Former Harbury man jailed for involvement in shooting - which also left him needing hospital treatment - The Leamington Observer

Former Harbury man jailed for involvement in shooting - which also left him needing hospital treatment

A FORMER Harbury man who was involved in a shooting in a car near to Coventry’s War Memorial Park and ended up needing hospital treatment himself has been jailed for 17 years.

Liam Timms and the man who accompanied him to hospital, Jason Cornwall, both stood trial at Warwick Crown Court after they denied possessing a firearm with intent to endanger life.

After just over two hours the jury found 23 year-old Timms, of no fixed address, but previously of Leycester Close, Harbury, guilty by a unanimous verdict – but found 30 year-old Mr Cornwall, of Arundel Road, Coventry, not guilty.

The jury had heard that in October last year a man called Ross White was seen staggering along Coat of Arms Bridge Road near the War Memorial Park, crying for help after being shot in the forearm and thigh.

A car said to be a Seat Leon was seen speeding away, and ten or so minutes later Timms, who had a shotgun wound to his hand, went into A&E at Warwick Hospital, accompanied by Mr Cornwall.

But when Timms was told he would have to be transferred to University Hospital in Coventry, which is where Mr White had been taken, he walked out – before going to the Queen Elizabeth Hospital in Birmingham the next day using a false name.

An attempt was later made to destroy the Seat by setting it alight in Wathen Road, Warwick.

But it was not completely burned-out, and on the rear off-side door officers found Timms’s blood, while Mr White’s blood was found on the near-side rear door, and a partly-melted unfired shotgun cartridge was discovered.

Although the shotgun was never recovered, and neither Mr White nor the two defendants gave evidence, it was speculated it had been fired inside the car, and therefore must have been a sawn-off weapon.

Timms’s barrister Francis McGrath suggested during the trial that someone in the back of the car could have had the sawn-off shotgun without Timms, who he said was driving, being aware of it.

He argued it may have been fired accidentally by a person who did not realise it was loaded, hitting Timms’s hand and Mr White’s arm and thigh in the front passenger seat.

Jailing Timms, Judge Andrew Lockhart QC told him: “I can draw an inference that in that car with you was the shotgun, loaded and ready to use.

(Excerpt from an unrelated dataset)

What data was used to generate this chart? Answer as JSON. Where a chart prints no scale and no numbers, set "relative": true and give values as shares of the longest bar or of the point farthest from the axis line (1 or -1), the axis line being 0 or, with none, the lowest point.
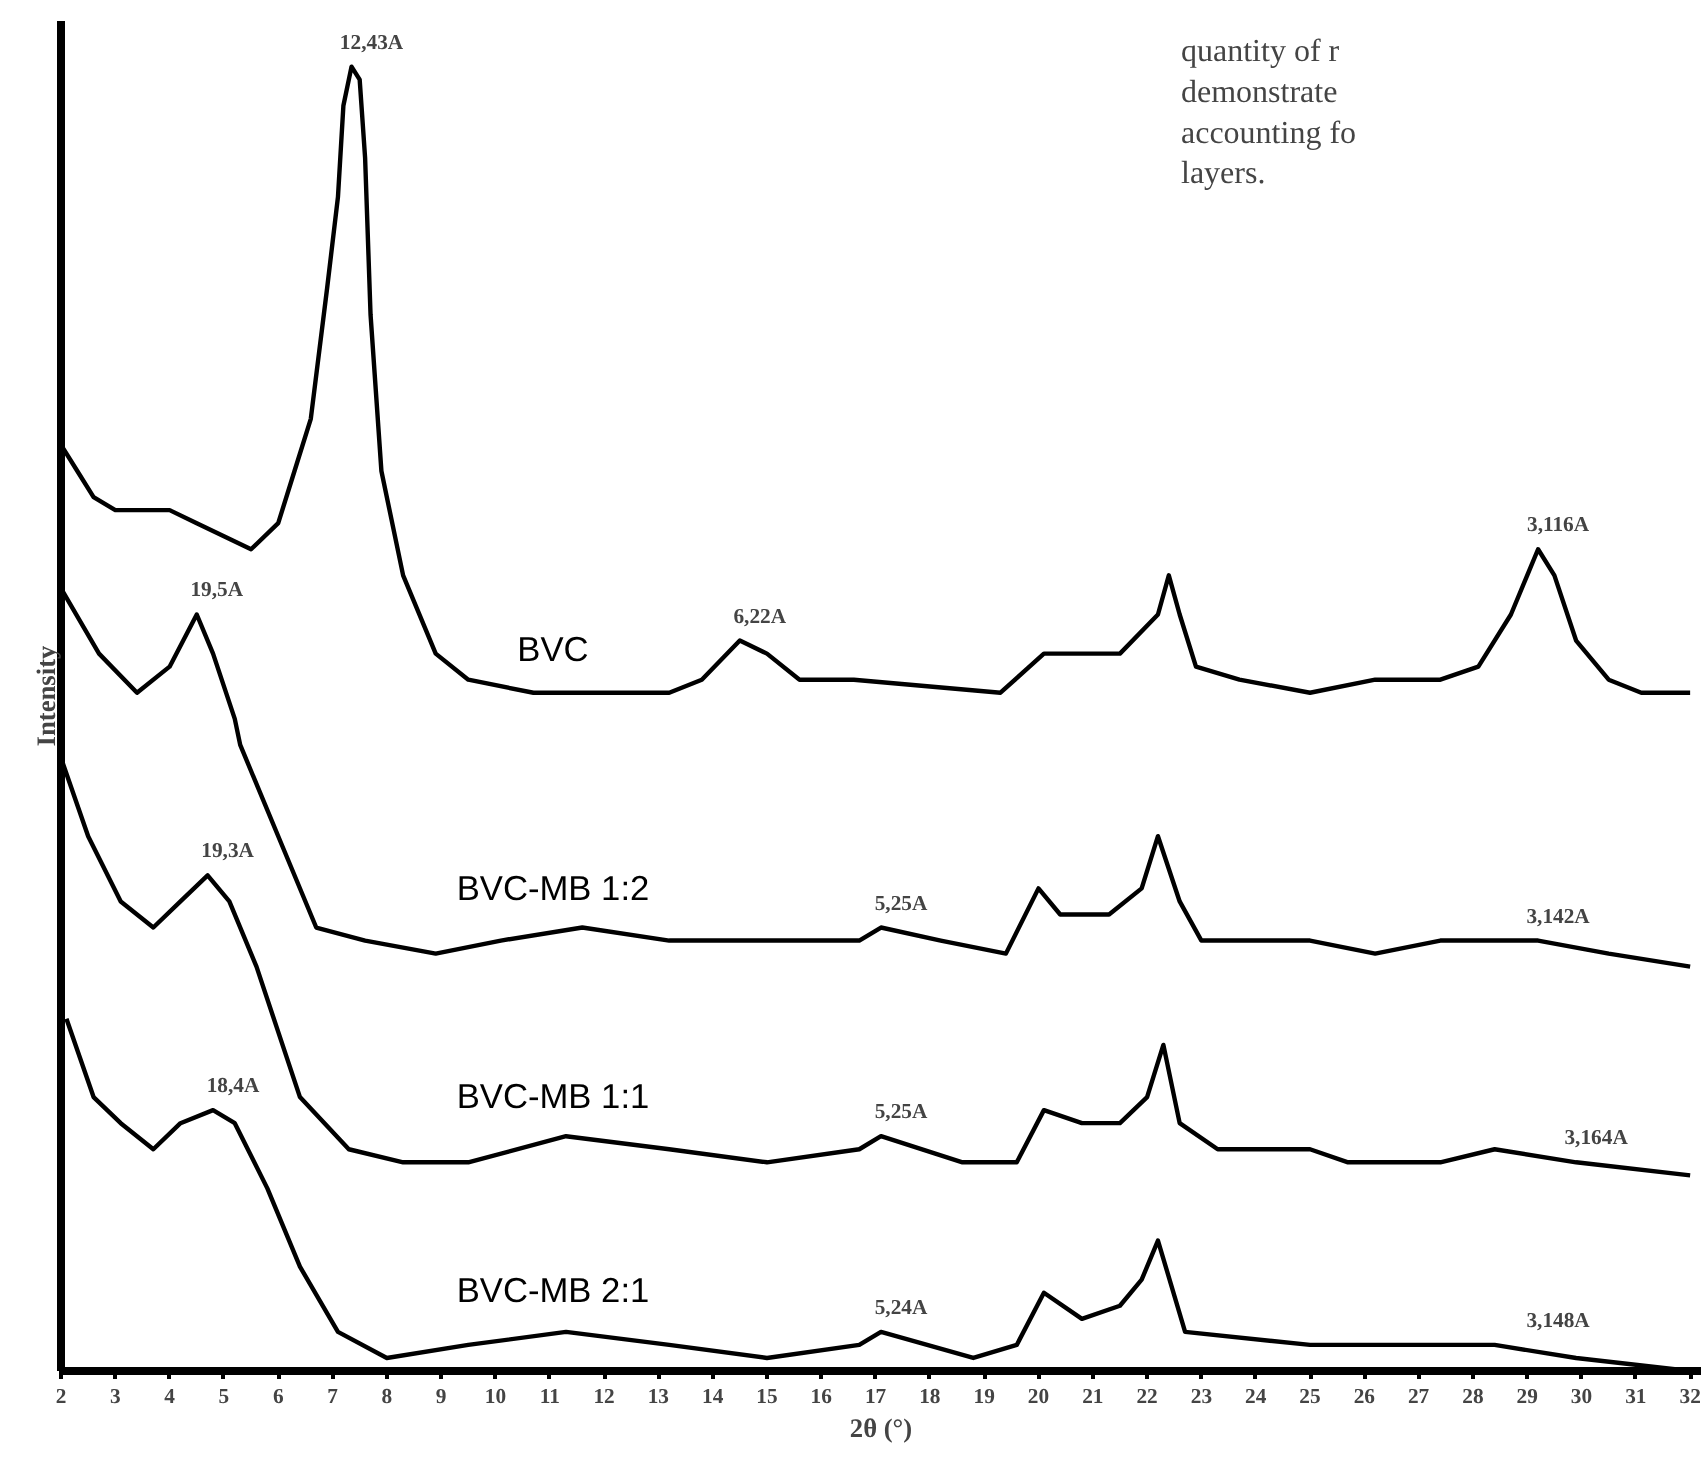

This is not a thing that happened by accident.

The judge said Mr White was also in the car, but he was satisfied he was not part of Timms’s group – ‘or he would not have been left in the road with potentially life-threatening injuries.’

“I don’t for one moment accept that this was an accident. If it had been, I have absolutely no doubt Mr White would have been taken with you to the hospital.

“The carriage of loaded guns and their discharge is a scourge on this society.

He said it was likely to have been a premeditated use of the shotgun to endanger life, although he accepted it may not be a case where Timms fired it himself.